The issue of maternity/paternity leave would normally not be a serious topic for me. I am 20 years old with no serious short-term plans for a baby or a family of any type. In the past I have read articles on the issue and, beyond the sympathy one feels for families that are in difficult situations, I had no real reaction. At this point though, I am slowly nearing the completion of my degree. This of course means that I am looking into possible careers for the future. Eventually, a family of my own is also supposed to be in the picture.
    

Looking at future career options recently, the issue of benefits came up and among them was paternity leave. In one particular pamphlet, a small section was dedicated to explaining maternity leave. Being an inquisitive person, I asked the presenter how paternity leave was handled. To my shock I discovered that the mother and father of a child who both wish to take time off to be with their child have to share a 35-week block of “parental leave” at 55 per cent of their regular pay, up to a maximum of $447/week. A 15-week block of maternity leave is available to the mother, starting before the birth; then she can take 35 weeks of so-called parental leave at 55 per cent pay for a grand total of 50 weeks. An additional two weeks of unpaid leave are also available. The 35-week block of parental leave can be split between the mother and father.
    

So not only is taking this time off a significant financial strain because 45 per cent of one partner’s income is missing, it is also far from equitable asking partners to share a 35-week block of time to initially raise their newborn. This is not a truly significant amount of time, and depending on how much time the mother wishes to have with the baby, it may not be sensible for the father to take off any time whatsoever. That a new mother wishes to spend significant time with the newborn is quite understandable. After all, she just underwent nine months carrying the baby and also went through labour. By no stretch of the imagination do I wish to diminish the extremely important role of a mother.
    

However, in a society where we are asking ever more of fathers (fathers should be in the delivery room, fathers should be active participants, etc.), we are very unwilling to provide the help that these men may not only wish for, but also deserve. An added burden for many men is that their workplace may frown upon them taking time off to be with their newborn. Many men have to fear being looked over for a promotion or being stigmatized by co-workers because they may have chosen to spend high-quality time with their baby immediately after birth.
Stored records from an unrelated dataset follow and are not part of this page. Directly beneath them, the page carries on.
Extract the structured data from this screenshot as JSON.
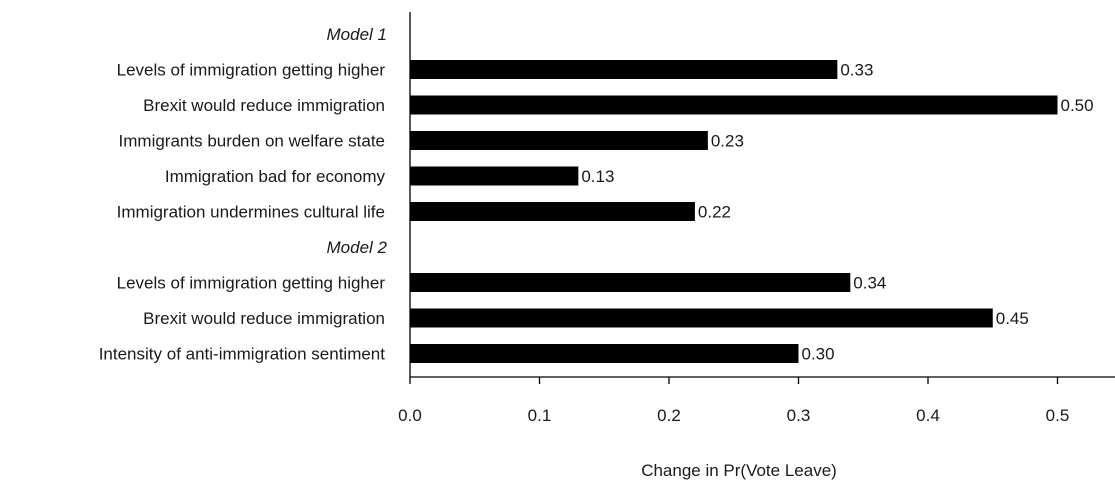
{
  "chart_data": {
    "type": "bar",
    "orientation": "horizontal",
    "xlabel": "Change in Pr(Vote Leave)",
    "xlim": [
      0,
      0.55
    ],
    "xticks": [
      "0.0",
      "0.1",
      "0.2",
      "0.3",
      "0.4",
      "0.5"
    ],
    "grid": false,
    "colors": {
      "bar": "#000000",
      "axis": "#000000",
      "text": "#1a1a1a"
    },
    "groups": [
      {
        "label": "Model 1",
        "items": [
          {
            "label": "Levels of immigration getting higher",
            "value": 0.33,
            "value_label": "0.33"
          },
          {
            "label": "Brexit would reduce immigration",
            "value": 0.5,
            "value_label": "0.50"
          },
          {
            "label": "Immigrants burden on welfare state",
            "value": 0.23,
            "value_label": "0.23"
          },
          {
            "label": "Immigration bad for economy",
            "value": 0.13,
            "value_label": "0.13"
          },
          {
            "label": "Immigration undermines cultural life",
            "value": 0.22,
            "value_label": "0.22"
          }
        ]
      },
      {
        "label": "Model 2",
        "items": [
          {
            "label": "Levels of immigration getting higher",
            "value": 0.34,
            "value_label": "0.34"
          },
          {
            "label": "Brexit would reduce immigration",
            "value": 0.45,
            "value_label": "0.45"
          },
          {
            "label": "Intensity of anti-immigration sentiment",
            "value": 0.3,
            "value_label": "0.30"
          }
        ]
      }
    ]
  }
}
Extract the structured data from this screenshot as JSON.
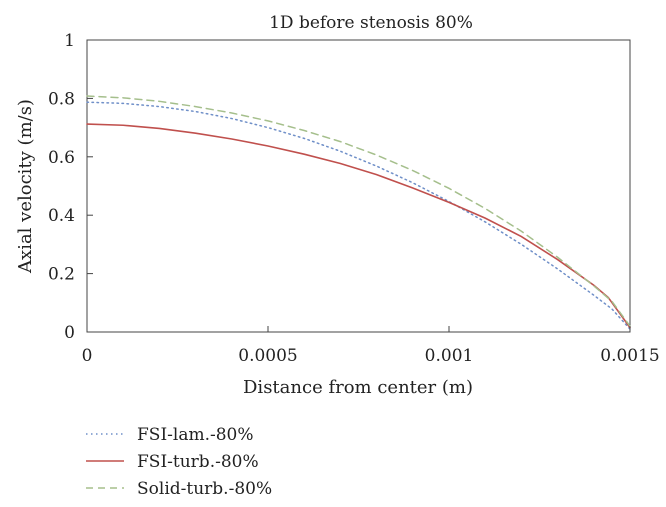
{
  "chart_data": {
    "type": "line",
    "title": "1D before stenosis 80%",
    "xlabel": "Distance from center (m)",
    "ylabel": "Axial velocity (m/s)",
    "xlim": [
      0,
      0.0015
    ],
    "ylim": [
      0,
      1
    ],
    "x_ticks": [
      0,
      0.0005,
      0.001,
      0.0015
    ],
    "x_tick_labels": [
      "0",
      "0.0005",
      "0.001",
      "0.0015"
    ],
    "y_ticks": [
      0,
      0.2,
      0.4,
      0.6,
      0.8,
      1
    ],
    "y_tick_labels": [
      "0",
      "0.2",
      "0.4",
      "0.6",
      "0.8",
      "1"
    ],
    "grid": false,
    "legend_position": "bottom-left",
    "series": [
      {
        "name": "FSI-lam.-80%",
        "color": "#6f8fc8",
        "style": "dotted",
        "x": [
          0,
          0.0001,
          0.0002,
          0.0003,
          0.0004,
          0.0005,
          0.0006,
          0.0007,
          0.0008,
          0.0009,
          0.001,
          0.0011,
          0.0012,
          0.0013,
          0.0014,
          0.00145,
          0.0015
        ],
        "y": [
          0.787,
          0.783,
          0.772,
          0.755,
          0.731,
          0.7,
          0.663,
          0.619,
          0.568,
          0.511,
          0.447,
          0.377,
          0.3,
          0.216,
          0.126,
          0.079,
          0.01
        ]
      },
      {
        "name": "FSI-turb.-80%",
        "color": "#c0504d",
        "style": "solid",
        "x": [
          0,
          0.0001,
          0.0002,
          0.0003,
          0.0004,
          0.0005,
          0.0006,
          0.0007,
          0.0008,
          0.0009,
          0.001,
          0.0011,
          0.0012,
          0.0013,
          0.0014,
          0.00144,
          0.0015
        ],
        "y": [
          0.712,
          0.708,
          0.697,
          0.681,
          0.661,
          0.637,
          0.609,
          0.577,
          0.539,
          0.493,
          0.444,
          0.39,
          0.327,
          0.248,
          0.16,
          0.118,
          0.015
        ]
      },
      {
        "name": "Solid-turb.-80%",
        "color": "#a5bf8c",
        "style": "dashed",
        "x": [
          0,
          0.0001,
          0.0002,
          0.0003,
          0.0004,
          0.0005,
          0.0006,
          0.0007,
          0.0008,
          0.0009,
          0.001,
          0.0011,
          0.0012,
          0.0013,
          0.0014,
          0.00145,
          0.0015
        ],
        "y": [
          0.808,
          0.802,
          0.79,
          0.772,
          0.75,
          0.723,
          0.69,
          0.652,
          0.606,
          0.553,
          0.492,
          0.423,
          0.345,
          0.256,
          0.158,
          0.105,
          0.02
        ]
      }
    ]
  }
}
Even as a society that considers itself to be progressive, we still delineate child rearing along the male-female divide. 
    

According to an article from August of 2010, “Some 45 per cent of new fathers said they did not take paternity leave, according to a 2009 report by the Equality and Human Rights Commission. Of those [45 per cent], 88 per cent said they would have liked to have done so, and 49 per cent said they could not afford it.” 
    

Quite clearly, significant numbers of fathers wish to spend time raising their newborns to provide the high quality nurturing they feel their baby deserves.
    So will fathers be able to be with their newborn? The answer is that on a theoretical level, yes they can. The reality is that they cannot. With the family already facing financial difficulties because one partner is receiving 45 per cent less pay, how can we expect new fathers to feel at ease about taking their possible share of the 35-week block? Our levels of government have money for all types of “adventures” like Afghanistan or higher salaries for themselves, yet investments in our families always seem to fall short.

To ensure greater financial support for families and to help new fathers take paternity leave if they wish to do so, an increase would be required in the percentage of pay allotted. As well, fathers and mothers should receive 35 weeks each; with the mother keeping the initial fifteen weeks of maternity leave. If we are asking fathers to step up to the plate then we should help them do so. Spending financial resources on fathers benefits not only their families, but also society as a whole.